Я подумала, что ослышалась – Мот никогда не просил остановиться; это мне всегда требовалось снять рюкзак и полюбоваться видом. Мы присели на камень. Далеко внизу виднелась уходившая на запад долина Огвен, глубокая расселина в темной породе, хлюпающее торфяное болото и высокие пики, куда забираются только овцы. Множество разноцветных точек выходили из своих машин, которые начали скапливаться на обочине дороги.

– Надо идти дальше. Скоро тут будет полно народу.

– Не знаю, смогу ли. Голова кружится. Не могу смотреть вниз – кажется, вот-вот стошнит.

– Что с тобой? Съел что-то не то? Вроде бы только бутерброд с сыром…

– Нет, дело не в этом, тут что-то еще.

– Что? Что такое?

– Не знаю. Попробую пойти дальше, может быть, само пройдет.

На вершине Тривана находятся камни Адам и Ева.
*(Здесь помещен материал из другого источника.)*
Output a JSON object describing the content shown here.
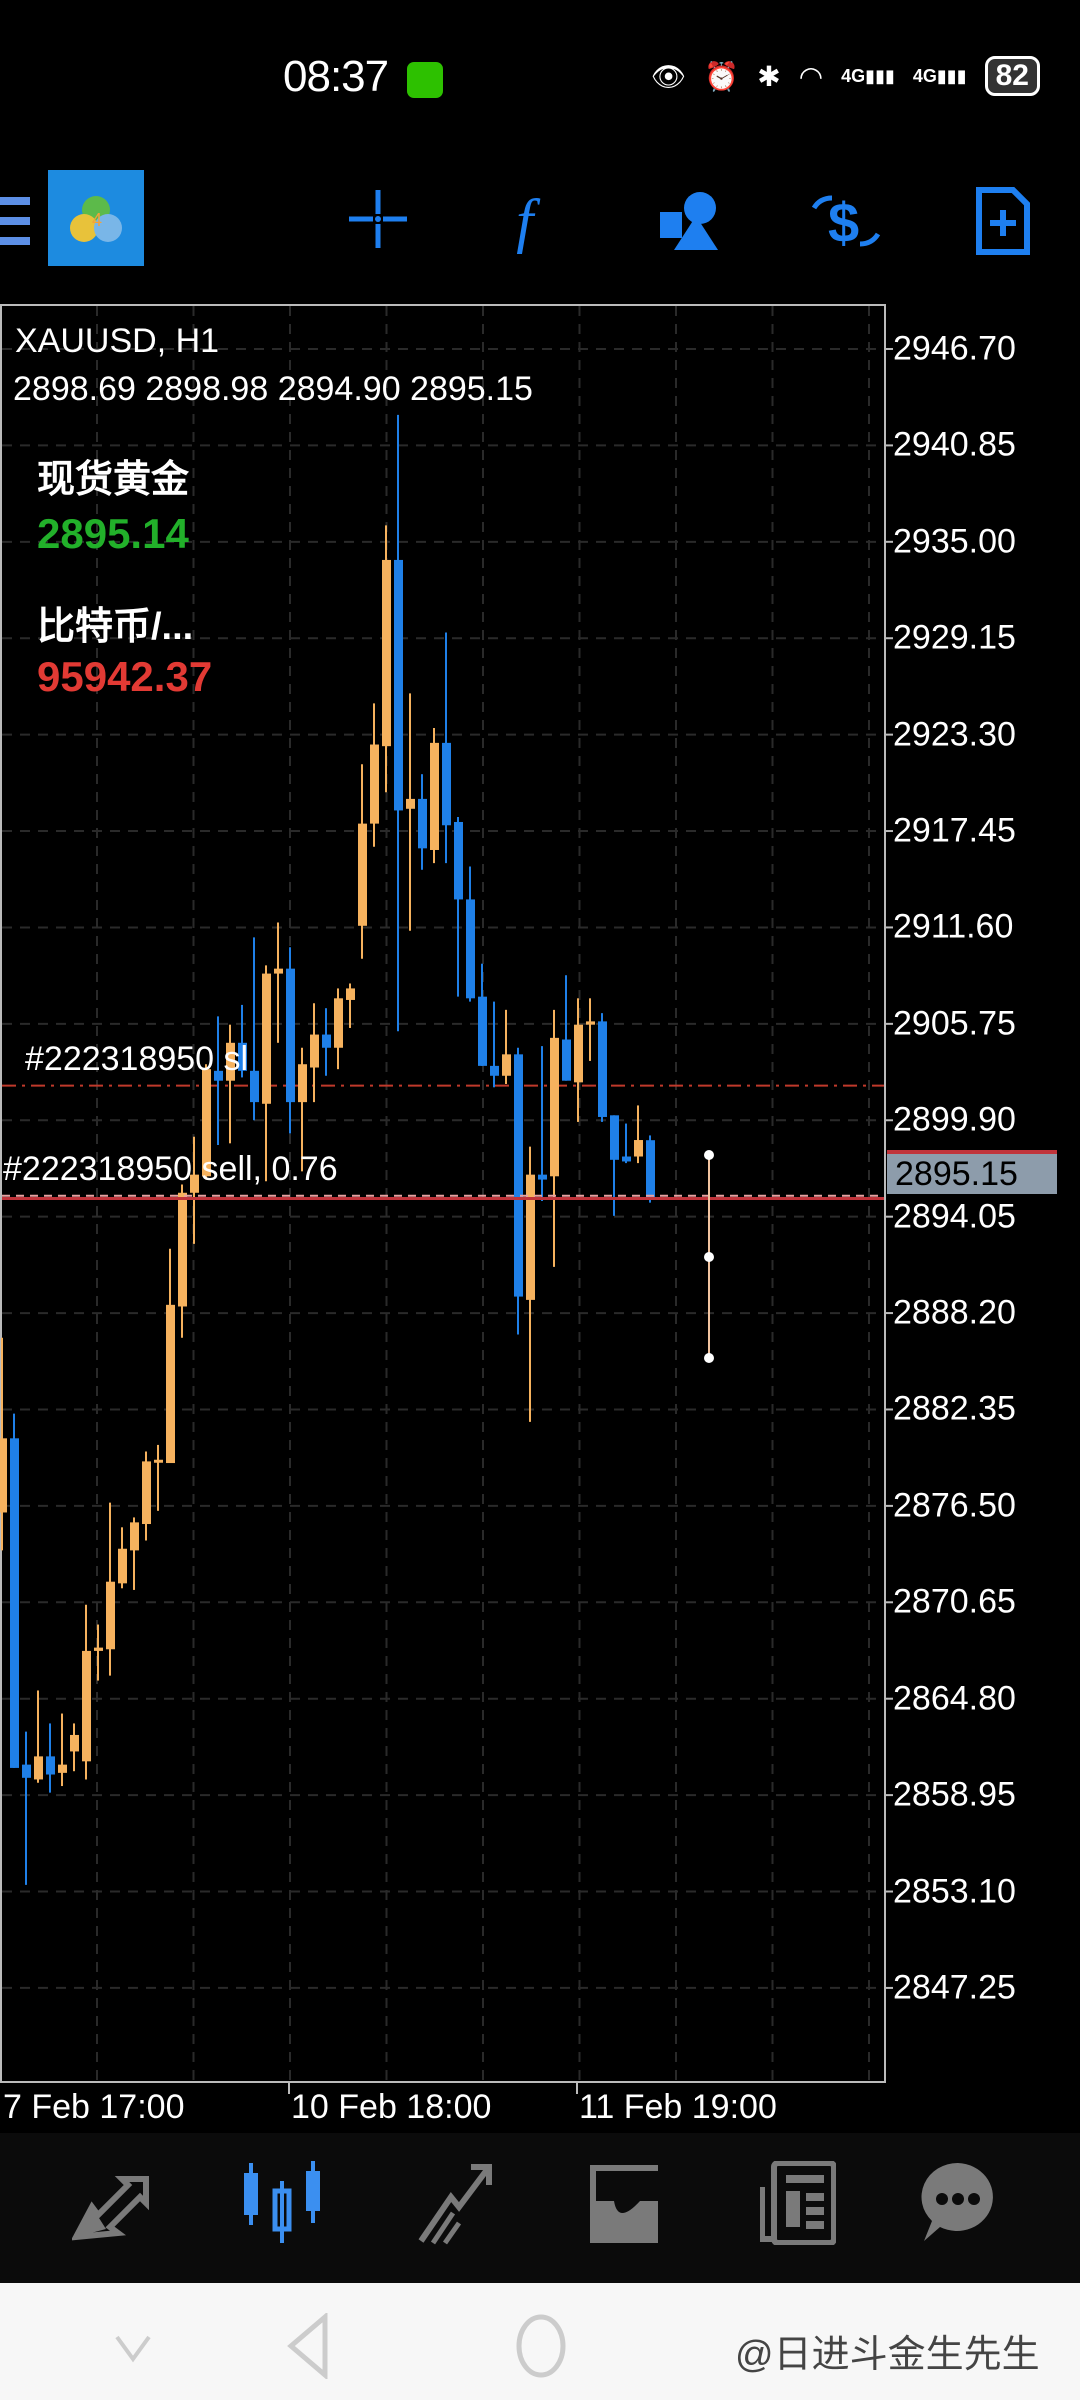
{
  "status_bar": {
    "time": "08:37",
    "battery": "82",
    "network_1": "4G",
    "network_2": "4G"
  },
  "toolbar": {
    "icons": [
      "menu-icon",
      "metatrader-logo",
      "crosshair-icon",
      "indicator-f-icon",
      "objects-icon",
      "trade-icon",
      "new-order-icon"
    ]
  },
  "chart": {
    "symbol_title": "XAUUSD, H1",
    "ohlc_line": "2898.69 2898.98 2894.90 2895.15",
    "quotes": [
      {
        "name": "现货黄金",
        "price": "2895.14",
        "color": "#22b02a"
      },
      {
        "name": "比特币/...",
        "price": "95942.37",
        "color": "#e23a34"
      }
    ],
    "order_labels": {
      "sl": "#222318950 sl",
      "sell": "#222318950 sell, 0.76"
    },
    "current_price": "2895.15",
    "colors": {
      "bull": "#f6b25e",
      "bear": "#1f80e8",
      "sl_line": "#c0392b",
      "price_line": "#c0333a"
    },
    "chart_data": {
      "type": "candlestick",
      "timeframe": "H1",
      "y_ticks": [
        "2946.70",
        "2940.85",
        "2935.00",
        "2929.15",
        "2923.30",
        "2917.45",
        "2911.60",
        "2905.75",
        "2899.90",
        "2894.05",
        "2888.20",
        "2882.35",
        "2876.50",
        "2870.65",
        "2864.80",
        "2858.95",
        "2853.10",
        "2847.25"
      ],
      "ylim": [
        2843.5,
        2950.5
      ],
      "x_tick_labels": [
        "7 Feb 17:00",
        "10 Feb 18:00",
        "11 Feb 19:00"
      ],
      "sl_price": 2902.0,
      "open_price": 2895.2,
      "ohlc": [
        [
          2876.1,
          2886.7,
          2873.8,
          2880.6
        ],
        [
          2880.6,
          2882.1,
          2860.6,
          2860.6
        ],
        [
          2860.8,
          2862.8,
          2853.5,
          2860.0
        ],
        [
          2859.9,
          2865.3,
          2859.7,
          2861.3
        ],
        [
          2861.3,
          2863.3,
          2859.1,
          2860.2
        ],
        [
          2860.3,
          2863.9,
          2859.5,
          2860.8
        ],
        [
          2861.6,
          2863.3,
          2860.4,
          2862.6
        ],
        [
          2861.0,
          2870.5,
          2859.9,
          2867.7
        ],
        [
          2867.7,
          2869.3,
          2865.9,
          2867.9
        ],
        [
          2867.8,
          2876.7,
          2866.2,
          2871.9
        ],
        [
          2871.8,
          2875.2,
          2871.5,
          2873.9
        ],
        [
          2873.8,
          2875.8,
          2871.4,
          2875.5
        ],
        [
          2875.4,
          2879.8,
          2874.4,
          2879.2
        ],
        [
          2879.2,
          2880.2,
          2876.2,
          2879.3
        ],
        [
          2879.1,
          2892.1,
          2879.1,
          2888.7
        ],
        [
          2888.6,
          2896.0,
          2886.7,
          2895.5
        ],
        [
          2895.5,
          2898.9,
          2892.4,
          2896.6
        ],
        [
          2896.5,
          2903.3,
          2896.3,
          2903.0
        ],
        [
          2902.9,
          2906.2,
          2898.4,
          2902.3
        ],
        [
          2902.3,
          2905.7,
          2898.5,
          2904.6
        ],
        [
          2904.6,
          2906.9,
          2902.5,
          2902.9
        ],
        [
          2902.9,
          2911.0,
          2899.9,
          2901.0
        ],
        [
          2900.9,
          2909.3,
          2896.2,
          2908.8
        ],
        [
          2908.8,
          2911.9,
          2904.6,
          2909.1
        ],
        [
          2909.1,
          2910.4,
          2899.1,
          2901.0
        ],
        [
          2901.0,
          2904.3,
          2896.8,
          2903.3
        ],
        [
          2903.1,
          2907.0,
          2901.0,
          2905.1
        ],
        [
          2905.1,
          2906.7,
          2902.6,
          2904.3
        ],
        [
          2904.3,
          2907.9,
          2903.0,
          2907.3
        ],
        [
          2907.2,
          2908.2,
          2905.5,
          2907.9
        ],
        [
          2911.7,
          2921.5,
          2909.7,
          2917.9
        ],
        [
          2917.9,
          2925.2,
          2916.5,
          2922.7
        ],
        [
          2922.6,
          2936.0,
          2919.8,
          2933.9
        ],
        [
          2933.9,
          2942.7,
          2905.3,
          2918.7
        ],
        [
          2918.8,
          2925.8,
          2911.4,
          2919.4
        ],
        [
          2919.4,
          2920.9,
          2915.1,
          2916.4
        ],
        [
          2916.3,
          2923.7,
          2915.5,
          2922.8
        ],
        [
          2922.8,
          2929.5,
          2915.5,
          2917.8
        ],
        [
          2918.0,
          2918.3,
          2907.4,
          2913.3
        ],
        [
          2913.3,
          2915.3,
          2907.1,
          2907.3
        ],
        [
          2907.4,
          2909.4,
          2903.2,
          2903.2
        ],
        [
          2903.2,
          2907.1,
          2901.9,
          2902.6
        ],
        [
          2902.6,
          2906.6,
          2902.1,
          2903.9
        ],
        [
          2903.9,
          2904.3,
          2886.9,
          2889.2
        ],
        [
          2889.0,
          2898.3,
          2881.6,
          2896.6
        ],
        [
          2896.6,
          2904.4,
          2895.0,
          2896.3
        ],
        [
          2896.5,
          2906.6,
          2891.0,
          2904.9
        ],
        [
          2904.8,
          2908.7,
          2902.3,
          2902.3
        ],
        [
          2902.2,
          2907.3,
          2899.8,
          2905.7
        ],
        [
          2905.7,
          2907.3,
          2903.5,
          2905.9
        ],
        [
          2905.9,
          2906.4,
          2899.8,
          2900.1
        ],
        [
          2900.2,
          2900.2,
          2894.1,
          2897.5
        ],
        [
          2897.7,
          2899.7,
          2897.3,
          2897.4
        ],
        [
          2897.7,
          2900.8,
          2897.3,
          2898.7
        ],
        [
          2898.69,
          2898.98,
          2894.9,
          2895.15
        ]
      ]
    }
  },
  "bottom_nav": {
    "items": [
      {
        "icon": "quotes-icon",
        "active": false
      },
      {
        "icon": "chart-icon",
        "active": true
      },
      {
        "icon": "trade-icon",
        "active": false
      },
      {
        "icon": "history-icon",
        "active": false
      },
      {
        "icon": "news-icon",
        "active": false
      },
      {
        "icon": "messages-icon",
        "active": false
      }
    ]
  },
  "watermark": "@日进斗金生先生"
}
Два похожих на колонны валуна, которые вертикально стоят на голом хребте. Тот, кто хочет сказать, что на самом деле покорил Триван, должен перепрыгнуть полутораметровую расселину между ними, и после этого ему откроется «свобода Тривана», что бы это ни значило. Для нас скалолазание закончилось с рождением детей: они не могли без нас обойтись, а стало быть, мы не могли больше доверять свои ценные жизни ненадежным веревкам и карабинам. Мы поднялись сюда не за тем, чтобы что-то кому-то доказать, и не за тем, чтобы травить потом байки в пабе. Прыжок между Адамом и Евой означал для нас куда больше. В тот день мы были вместе, чтобы сказать: да, мы и сегодня готовы прыгнуть навстречу жизни, как сделали это двадцать пять лет назад. Мы хотели еще раз подтвердить верность своим обетам – друг другу, природе, жизни. Но когда Мота вырвало бутербродом и он опустился на землю у подножия Адама, закрыв лицо руками, стало очевидно, что этого не случится. Да я и не жалела об этом, глядя, как далеко пришлось бы падать, если что.

– Это в любом случае была дурацкая затея. Столько лет прошло, нам давно уже нечего друг другу доказывать. – Тело Мота редко подводило его, и я пыталась как-то сгладить неприятный момент. – Может быть, у тебя вертиго? Вот она, старость!

– Не шути так – кажется, это оно и есть на самом деле. Я не уверен, что смогу отсюда спуститься.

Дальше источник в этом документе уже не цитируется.